Bien que la mouche ne soit pas considérée comme l'insecte le plus détesté des Français, elle est classée parmi les nuisibles. Selon une étude Ipsos de 2009, elle figure derrière les cafards et les mites en termes de dégoût. Les mouches peuvent représenter des risques pour la santé, transportant virus et bactéries dans leur sillage. Leur apparence peu engageante et leur potentiel nuisible en font des invitées indésirables.
La chaleur, un facteur décisif
En France, on recense environ 600 espèces de mouches, les mouches domestiques étant parmi les plus courantes. L'été, lorsque les températures grimpent, leur population augmente considérablement.

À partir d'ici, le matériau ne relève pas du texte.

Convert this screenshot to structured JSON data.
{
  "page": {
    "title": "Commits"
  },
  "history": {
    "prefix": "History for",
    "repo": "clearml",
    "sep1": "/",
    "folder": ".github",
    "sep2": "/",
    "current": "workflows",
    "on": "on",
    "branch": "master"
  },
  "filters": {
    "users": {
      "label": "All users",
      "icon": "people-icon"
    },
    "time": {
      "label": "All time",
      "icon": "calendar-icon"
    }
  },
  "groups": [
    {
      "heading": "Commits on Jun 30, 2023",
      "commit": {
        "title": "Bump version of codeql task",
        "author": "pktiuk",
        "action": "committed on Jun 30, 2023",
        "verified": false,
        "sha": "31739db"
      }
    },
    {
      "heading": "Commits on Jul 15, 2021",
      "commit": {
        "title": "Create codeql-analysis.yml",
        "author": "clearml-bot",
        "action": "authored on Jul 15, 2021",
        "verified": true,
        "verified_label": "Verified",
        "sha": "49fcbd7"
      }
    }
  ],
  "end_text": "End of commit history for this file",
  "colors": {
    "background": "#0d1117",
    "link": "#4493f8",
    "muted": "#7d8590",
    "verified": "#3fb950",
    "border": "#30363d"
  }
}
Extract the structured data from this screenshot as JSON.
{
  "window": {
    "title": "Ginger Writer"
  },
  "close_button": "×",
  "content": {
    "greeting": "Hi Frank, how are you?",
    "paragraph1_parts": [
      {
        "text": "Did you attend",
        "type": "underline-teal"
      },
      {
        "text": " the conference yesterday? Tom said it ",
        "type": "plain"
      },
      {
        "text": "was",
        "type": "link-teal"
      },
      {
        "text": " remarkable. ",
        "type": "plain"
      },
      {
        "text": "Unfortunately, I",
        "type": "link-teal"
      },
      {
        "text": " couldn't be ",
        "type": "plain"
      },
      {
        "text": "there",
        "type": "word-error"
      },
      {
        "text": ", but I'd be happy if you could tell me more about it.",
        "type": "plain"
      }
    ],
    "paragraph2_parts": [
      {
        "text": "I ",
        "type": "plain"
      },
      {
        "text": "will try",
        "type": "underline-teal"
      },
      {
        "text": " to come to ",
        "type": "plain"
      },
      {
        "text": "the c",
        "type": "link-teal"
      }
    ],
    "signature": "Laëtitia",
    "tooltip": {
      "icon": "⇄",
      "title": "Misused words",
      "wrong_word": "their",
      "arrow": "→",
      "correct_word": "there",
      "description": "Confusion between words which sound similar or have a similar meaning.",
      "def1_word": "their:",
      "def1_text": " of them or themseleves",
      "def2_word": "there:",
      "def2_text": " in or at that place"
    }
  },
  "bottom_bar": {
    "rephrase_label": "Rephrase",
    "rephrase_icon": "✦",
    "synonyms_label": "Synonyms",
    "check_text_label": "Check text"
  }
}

Bien qu'elles soient principalement attirées par la nourriture, leur présence peut s'expliquer par d'autres facteurs environnementaux.
Une vidéo de l'entomologiste Scarabête révèle un phénomène surprenant : ces insectes ont développé une véritable "addiction au chlore". Ce dernier, présent dans certains pesticides, notamment les néonicotinoïdes, pollue les algues des plages et pourrait influencer le comportement alimentaire des mouches. En s'habitant à se nourrir de ces algues infectées, elles semblent même préférer cette nouvelle source de nourriture.
Les produits ménagers, un appât infaillible
La présence de chlore dans nos maisons attire les mouches avec insistance. À la recherche de produits ménagers, elles s'approchent de l'eau de Javel, mais également de la lessive et du liquide vaisselle, des produits que nous utilisons quotidiennement. Ces agents attractifs, chargés d'odeurs, deviennent des sources d'attrait pour nos visiteurs indésirables.
Ce comportement inattendu peut être expliqué par le fait que les néonicotinoïdes ciblent les récepteurs nerveux des insectes, tout comme la nicotine affecte les mammifères. Par conséquent, ingérer du chlore devient pour les mouches une expérience aussi addictive. Ce constat pose toutefois des questions sérieuses concernant la conservation de ces espèces, d'autant plus que ces pesticides, bien que prohibés en France en 2018, demeurent légalement utilisés ailleurs en Europe.